When I started reading, I picked up on the 'British folklore fantasy' elements [if it's any sort of a fantasy, it has roots in British folklore and paganism as much as anywhere else] as a matter of course, because I think I assumed that it was a fantasy novel. After the first section of the novel, the 'fantastical' elements diminished, yet I'm sure that until fairly near the end I was half-expecting a magical denouement. Well, the climax of the book is intended (by the perpetrators) to be a magical ceremony, but whether it actually is, is another matter.
And I confess that it's a relief to read something where no one makes anything happen by waving their hands around: the fate of the world is not decided (except in James' Chartist tracts): there are no talking animals (I counted): and the fact that it's set in what I can recognise as 'the real world' does not involve a suspension of disbelief.

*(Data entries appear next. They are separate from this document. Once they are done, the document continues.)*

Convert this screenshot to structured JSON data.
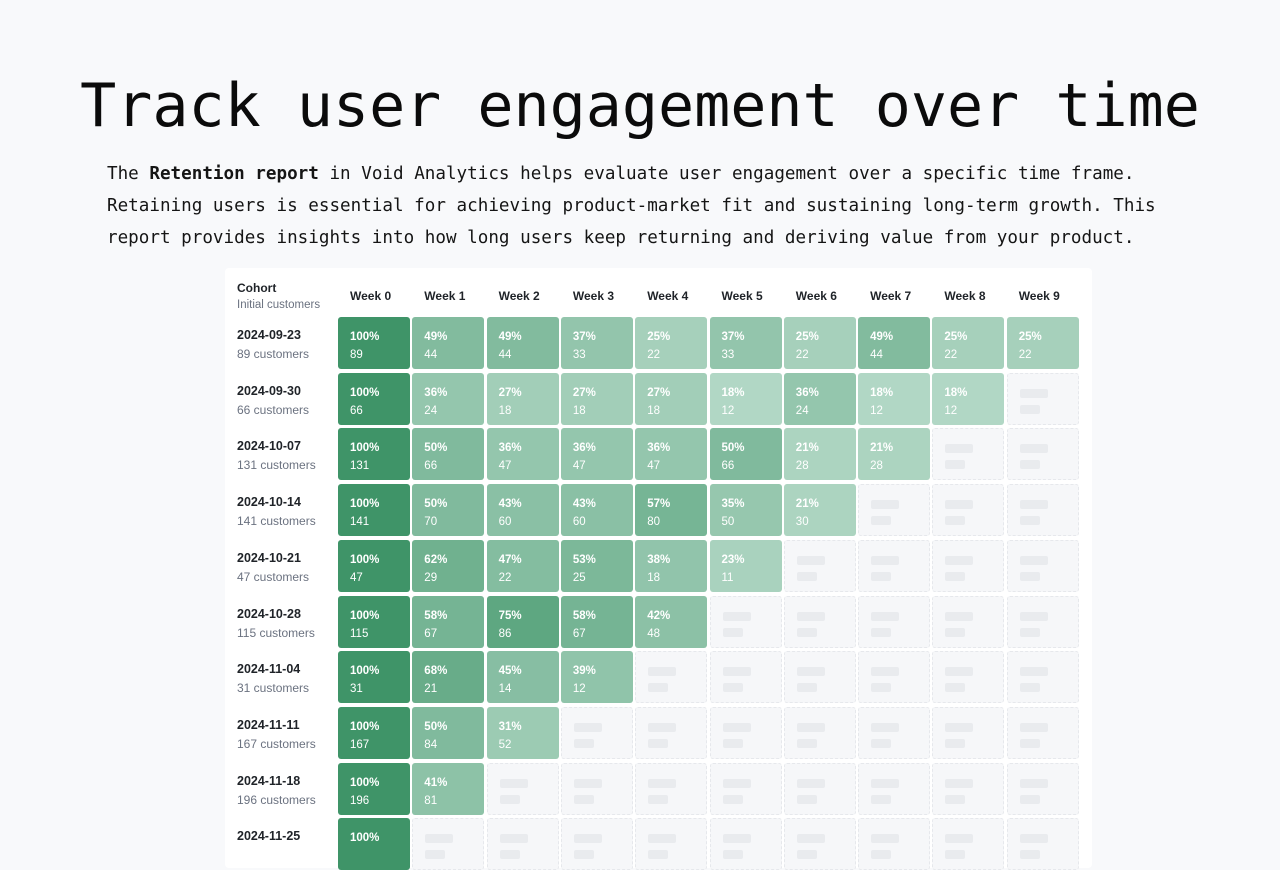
{
  "hero": {
    "title": "Track user engagement over time",
    "intro": {
      "line1_prefix": "The ",
      "line1_bold": "Retention report",
      "line1_rest": " in Void Analytics helps evaluate user engagement over a specific time frame.",
      "line2": "Retaining users is essential for achieving product-market fit and sustaining long-term growth. This",
      "line3": "report provides insights into how long users keep returning and deriving value from your product."
    }
  },
  "report": {
    "cohort_header": "Cohort",
    "cohort_subheader": "Initial customers",
    "weeks": [
      "Week 0",
      "Week 1",
      "Week 2",
      "Week 3",
      "Week 4",
      "Week 5",
      "Week 6",
      "Week 7",
      "Week 8",
      "Week 9"
    ],
    "colors": {
      "accent": "#3f9468",
      "empty": "#f6f7f9"
    },
    "rows": [
      {
        "date": "2024-09-23",
        "customers": "89 customers",
        "cells": [
          {
            "pct": "100%",
            "count": "89"
          },
          {
            "pct": "49%",
            "count": "44"
          },
          {
            "pct": "49%",
            "count": "44"
          },
          {
            "pct": "37%",
            "count": "33"
          },
          {
            "pct": "25%",
            "count": "22"
          },
          {
            "pct": "37%",
            "count": "33"
          },
          {
            "pct": "25%",
            "count": "22"
          },
          {
            "pct": "49%",
            "count": "44"
          },
          {
            "pct": "25%",
            "count": "22"
          },
          {
            "pct": "25%",
            "count": "22"
          }
        ]
      },
      {
        "date": "2024-09-30",
        "customers": "66 customers",
        "cells": [
          {
            "pct": "100%",
            "count": "66"
          },
          {
            "pct": "36%",
            "count": "24"
          },
          {
            "pct": "27%",
            "count": "18"
          },
          {
            "pct": "27%",
            "count": "18"
          },
          {
            "pct": "27%",
            "count": "18"
          },
          {
            "pct": "18%",
            "count": "12"
          },
          {
            "pct": "36%",
            "count": "24"
          },
          {
            "pct": "18%",
            "count": "12"
          },
          {
            "pct": "18%",
            "count": "12"
          },
          null
        ]
      },
      {
        "date": "2024-10-07",
        "customers": "131 customers",
        "cells": [
          {
            "pct": "100%",
            "count": "131"
          },
          {
            "pct": "50%",
            "count": "66"
          },
          {
            "pct": "36%",
            "count": "47"
          },
          {
            "pct": "36%",
            "count": "47"
          },
          {
            "pct": "36%",
            "count": "47"
          },
          {
            "pct": "50%",
            "count": "66"
          },
          {
            "pct": "21%",
            "count": "28"
          },
          {
            "pct": "21%",
            "count": "28"
          },
          null,
          null
        ]
      },
      {
        "date": "2024-10-14",
        "customers": "141 customers",
        "cells": [
          {
            "pct": "100%",
            "count": "141"
          },
          {
            "pct": "50%",
            "count": "70"
          },
          {
            "pct": "43%",
            "count": "60"
          },
          {
            "pct": "43%",
            "count": "60"
          },
          {
            "pct": "57%",
            "count": "80"
          },
          {
            "pct": "35%",
            "count": "50"
          },
          {
            "pct": "21%",
            "count": "30"
          },
          null,
          null,
          null
        ]
      },
      {
        "date": "2024-10-21",
        "customers": "47 customers",
        "cells": [
          {
            "pct": "100%",
            "count": "47"
          },
          {
            "pct": "62%",
            "count": "29"
          },
          {
            "pct": "47%",
            "count": "22"
          },
          {
            "pct": "53%",
            "count": "25"
          },
          {
            "pct": "38%",
            "count": "18"
          },
          {
            "pct": "23%",
            "count": "11"
          },
          null,
          null,
          null,
          null
        ]
      },
      {
        "date": "2024-10-28",
        "customers": "115 customers",
        "cells": [
          {
            "pct": "100%",
            "count": "115"
          },
          {
            "pct": "58%",
            "count": "67"
          },
          {
            "pct": "75%",
            "count": "86"
          },
          {
            "pct": "58%",
            "count": "67"
          },
          {
            "pct": "42%",
            "count": "48"
          },
          null,
          null,
          null,
          null,
          null
        ]
      },
      {
        "date": "2024-11-04",
        "customers": "31 customers",
        "cells": [
          {
            "pct": "100%",
            "count": "31"
          },
          {
            "pct": "68%",
            "count": "21"
          },
          {
            "pct": "45%",
            "count": "14"
          },
          {
            "pct": "39%",
            "count": "12"
          },
          null,
          null,
          null,
          null,
          null,
          null
        ]
      },
      {
        "date": "2024-11-11",
        "customers": "167 customers",
        "cells": [
          {
            "pct": "100%",
            "count": "167"
          },
          {
            "pct": "50%",
            "count": "84"
          },
          {
            "pct": "31%",
            "count": "52"
          },
          null,
          null,
          null,
          null,
          null,
          null,
          null
        ]
      },
      {
        "date": "2024-11-18",
        "customers": "196 customers",
        "cells": [
          {
            "pct": "100%",
            "count": "196"
          },
          {
            "pct": "41%",
            "count": "81"
          },
          null,
          null,
          null,
          null,
          null,
          null,
          null,
          null
        ]
      },
      {
        "date": "2024-11-25",
        "customers": "",
        "cells": [
          {
            "pct": "100%",
            "count": ""
          },
          null,
          null,
          null,
          null,
          null,
          null,
          null,
          null,
          null
        ]
      }
    ]
  }
}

Let me expand that last point a little. Of course all (most?) novels involve a suspension of disbelief, because their premise is (usually?) that the author is relating a series of true events which just happen to have escaped our attention. The average fantasy novel deals with the reader's inclination to say 'that didn't happen' by setting itself in a different world, or at least an alternate version of our own. F&N is not set in an alternate world, unless you accept that hackneyed old chestnut I occasionally dredge up about every novel constituting an alternate world of its own. F&N is set quite firmly within the bounds of our own history: there's even a clever little aside when James tells Susan that there's a reference to him in Flora Tristan's collection of reminiscences on Britain in the 1840s, Promenades Dans Londres [I haven't been able to check the validity of his quotation]. The authors use contemporary press cuttings, which don't always seem to have much to do with the text of the novel: on flipping back to them, however, you usually find something of significance. As far as I can tell, there is nothing in the novel (apart from some of its characters) which contradicts history As We Know It.
Incidentally, there wasn't any magic in Ellen Kushner's acclaimed 'fantasy' novel Swordspoint, either. What made that fantasy? It was set in a made-up world which owed something to 18th-century Europe, but was clearly not.
Freedom and Necessity reminds me of Sorcery and Cecilia (Patricia Wrede and Caroline Stevermer, Ace Books) because of the use of the epistolary form, and the informed and witty use of history. Unlike Freedom & Necessity, Sorcery and Cecilia is a frothy Regency romance set in an alternate world where magic works. I suppose the two do share a few other aspects: elements of the swashbuckling romance รก la Sabatini, for one; a sense of humour; likeable characters: that sort of thing. Freedom and Necessity is a deeper book: the discussions between James and Engels on the emancipation of the poor, and between James and Richard on the nature of thought and reality, are by no means lightweight: they're solid philosophical tracts, and they do lend something to the plot – they're not (all) just there to show us how intelligent the characters are. There's a true Enlightenment mentality to it: a rational, humanitarian outlook which sits oddly, at times, with Kitty's Romantic sensibility.